Liszt made his transcription of Isoldès Liebestod in 1867, only two years after the premiere of Tristan und Isolde (and during his period of estrangement from Wagner and Cosima). Isolde‘s final scene is of course best-known as the Liebestod (or “love-death”). At the end of the opera, as Tristan lies dead before her, Isolde sings her farewell to both Tristan and to life. This music has become familiar as one of the most famous orchestral excerpts from Wagner‘s operas: as Isolde finds ecstatic fulfillment in death, Wagner surrounds her with a shimmering, glowing orchestral sound. Liszt‘s transcription of this scene is remarkable for its fidelity to Wagner‘s music and for his subtle approach to the sonority of the piano.

Piano Trio in C Minor, Opus 101
JOHANNES BRAHMS
Born May 7, 1833, Hamburg
Died April 3, 1897, Vienna

Brahms wrote this trio – his last for violin, cello and piano – during the summer of 1886, which he spent at Hofstetten on Lake Thun in Switzerland. From the windows of his room, Brahms could look out over the lake to the immense glaciers of the Bernese Oberland, and some have felt that the elemental power of that craggy vista made itself felt in the music Brahms composed there. Certainly the Piano Trio in C Minor communicates tension from its opening instant. A description of an early performance of this trio, with Brahms at the piano, suggests the composer‘s own intensity in this music: “A simple room, a small upright pianino, the three giants, and Clara Schumann turning over the leaves . . . I can see [Brahms] now looking eagerly with those penetrating, clear, grey-blue eyes, at Joachim and Hausmann for the start, then lifting both of his energetic little arms high up and descending ‘plump‘ on that first C minor chord . . . as much as to say: ‘I mean THAT.‘” For all its power, though, the Trio in C Minor is probably Brahms‘ most concise work: despite being in four movements, it is almost the shortest of his twenty-four pieces of chamber music.
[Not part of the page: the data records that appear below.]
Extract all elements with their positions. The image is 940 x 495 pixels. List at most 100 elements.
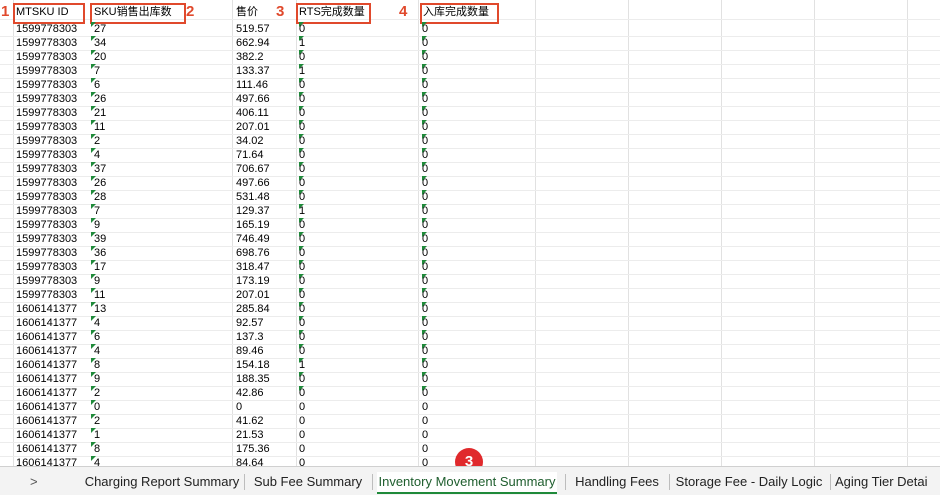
tab-sub-fee-summary[interactable]: Sub Fee Summary	[250, 472, 366, 492]
tab-handling-fees[interactable]: Handling Fees	[570, 472, 664, 492]
cell-mtsku-id[interactable]: 1599778303 11	[16, 288, 221, 302]
cell-rts-done[interactable]: 0	[299, 330, 399, 344]
cell-mtsku-id[interactable]: 1599778303 37	[16, 162, 221, 176]
cell-mtsku-id[interactable]: 1599778303 9	[16, 218, 221, 232]
cell-mtsku-id[interactable]: 1599778303 7	[16, 204, 221, 218]
cell-mtsku-id[interactable]: 1599778303 34	[16, 36, 221, 50]
cell-mtsku-id[interactable]: 1606141377 0	[16, 400, 221, 414]
cell-rts-done[interactable]: 0	[299, 190, 399, 204]
cell-mtsku-id[interactable]: 1606141377 1	[16, 428, 221, 442]
cell-price[interactable]: 382.2	[236, 50, 296, 64]
cell-price[interactable]: 42.86	[236, 386, 296, 400]
cell-mtsku-id[interactable]: 1599778303 9	[16, 274, 221, 288]
cell-mtsku-id[interactable]: 1599778303 17	[16, 260, 221, 274]
tab-scroll-arrow[interactable]: >	[30, 472, 38, 492]
cell-rts-done[interactable]: 0	[299, 400, 399, 414]
cell-inbound-done[interactable]: 0	[422, 400, 522, 414]
tab-inventory-movement-summary[interactable]: Inventory Movement Summary	[377, 472, 557, 494]
header-price[interactable]: 售价	[236, 5, 258, 19]
cell-rts-done[interactable]: 0	[299, 428, 399, 442]
cell-mtsku-id[interactable]: 1599778303 28	[16, 190, 221, 204]
cell-price[interactable]: 154.18	[236, 358, 296, 372]
cell-mtsku-id[interactable]: 1599778303 39	[16, 232, 221, 246]
cell-rts-done[interactable]: 0	[299, 288, 399, 302]
cell-inbound-done[interactable]: 0	[422, 358, 522, 372]
cell-rts-done[interactable]: 0	[299, 456, 399, 466]
cell-rts-done[interactable]: 0	[299, 148, 399, 162]
tab-aging-tier-detail[interactable]: Aging Tier Detai	[835, 472, 940, 492]
cell-price[interactable]: 71.64	[236, 148, 296, 162]
cell-inbound-done[interactable]: 0	[422, 64, 522, 78]
tab-storage-fee-daily-logic[interactable]: Storage Fee - Daily Logic	[674, 472, 824, 492]
cell-rts-done[interactable]: 0	[299, 22, 399, 36]
cell-inbound-done[interactable]: 0	[422, 204, 522, 218]
cell-inbound-done[interactable]: 0	[422, 372, 522, 386]
cell-mtsku-id[interactable]: 1599778303 26	[16, 176, 221, 190]
cell-rts-done[interactable]: 0	[299, 316, 399, 330]
cell-price[interactable]: 21.53	[236, 428, 296, 442]
cell-inbound-done[interactable]: 0	[422, 78, 522, 92]
cell-inbound-done[interactable]: 0	[422, 50, 522, 64]
cell-inbound-done[interactable]: 0	[422, 218, 522, 232]
cell-rts-done[interactable]: 0	[299, 92, 399, 106]
cell-inbound-done[interactable]: 0	[422, 190, 522, 204]
cell-price[interactable]: 318.47	[236, 260, 296, 274]
cell-price[interactable]: 531.48	[236, 190, 296, 204]
cell-rts-done[interactable]: 0	[299, 232, 399, 246]
cell-rts-done[interactable]: 0	[299, 50, 399, 64]
cell-inbound-done[interactable]: 0	[422, 120, 522, 134]
cell-mtsku-id[interactable]: 1599778303 2	[16, 134, 221, 148]
cell-mtsku-id[interactable]: 1599778303 20	[16, 50, 221, 64]
cell-price[interactable]: 285.84	[236, 302, 296, 316]
cell-mtsku-id[interactable]: 1599778303 7	[16, 64, 221, 78]
cell-mtsku-id[interactable]: 1606141377 13	[16, 302, 221, 316]
cell-inbound-done[interactable]: 0	[422, 134, 522, 148]
tab-charging-report-summary[interactable]: Charging Report Summary	[82, 472, 242, 492]
cell-inbound-done[interactable]: 0	[422, 106, 522, 120]
cell-inbound-done[interactable]: 0	[422, 288, 522, 302]
cell-rts-done[interactable]: 1	[299, 358, 399, 372]
cell-rts-done[interactable]: 0	[299, 218, 399, 232]
cell-mtsku-id[interactable]: 1606141377 4	[16, 316, 221, 330]
spreadsheet-grid[interactable]: MTSKU ID SKU销售出库数 售价 RTS完成数量 入库完成数量 1 2 …	[0, 0, 940, 466]
cell-mtsku-id[interactable]: 1606141377 4	[16, 344, 221, 358]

The opening of the Allegro energico explodes off the page, driving forward on the triplet rhythm that will energize much of the movement. A warmer second subject, marked cantando and scored for the strings in octaves, brings some relief, but this movement remains taut throughout: Brahms omits the exposition repeat and keeps both development and recapitulation quite short. The opening theme returns only in the closing moments and drives the movement to an unrelenting close.

The Presto non assai, also in C minor, is more restrained. Brahms mutes the strings and marks the beginning semplice (“simple”); the music skims along fluidly in the piano, with the strings following and echoing. The middle section, with arpeggiated pizzicato chords riding above the staccato piano, is particularly effective.

Much has been made of the rhythmic complexity of the Andante grazioso. Brahms originally thought the movement should be set in the unusual meter 7/4 but later changed this to one measure of 3/4 followed by two measures of 2/4; the middle section, marked quasi animato, continues the rhythmic complexities, switching between 9/8 and 6/8. Brahms alternates sonorities throughout this movement, the melodic line flowing back and forth between the piano and the combined strings.

The Allegro molto finale returns to the mood and the C-minor tonality of the first movement. There is nothing of the cheerful rondo-finale here (the movement is in modified sonata form): the flickering half-lights of the subdued opening quickly give way to the same craggy outbursts that marked the opening movement, and only in its final moments does Brahms relent and let the music break free to end in the tonic major. Rarely has C major sounded so fierce.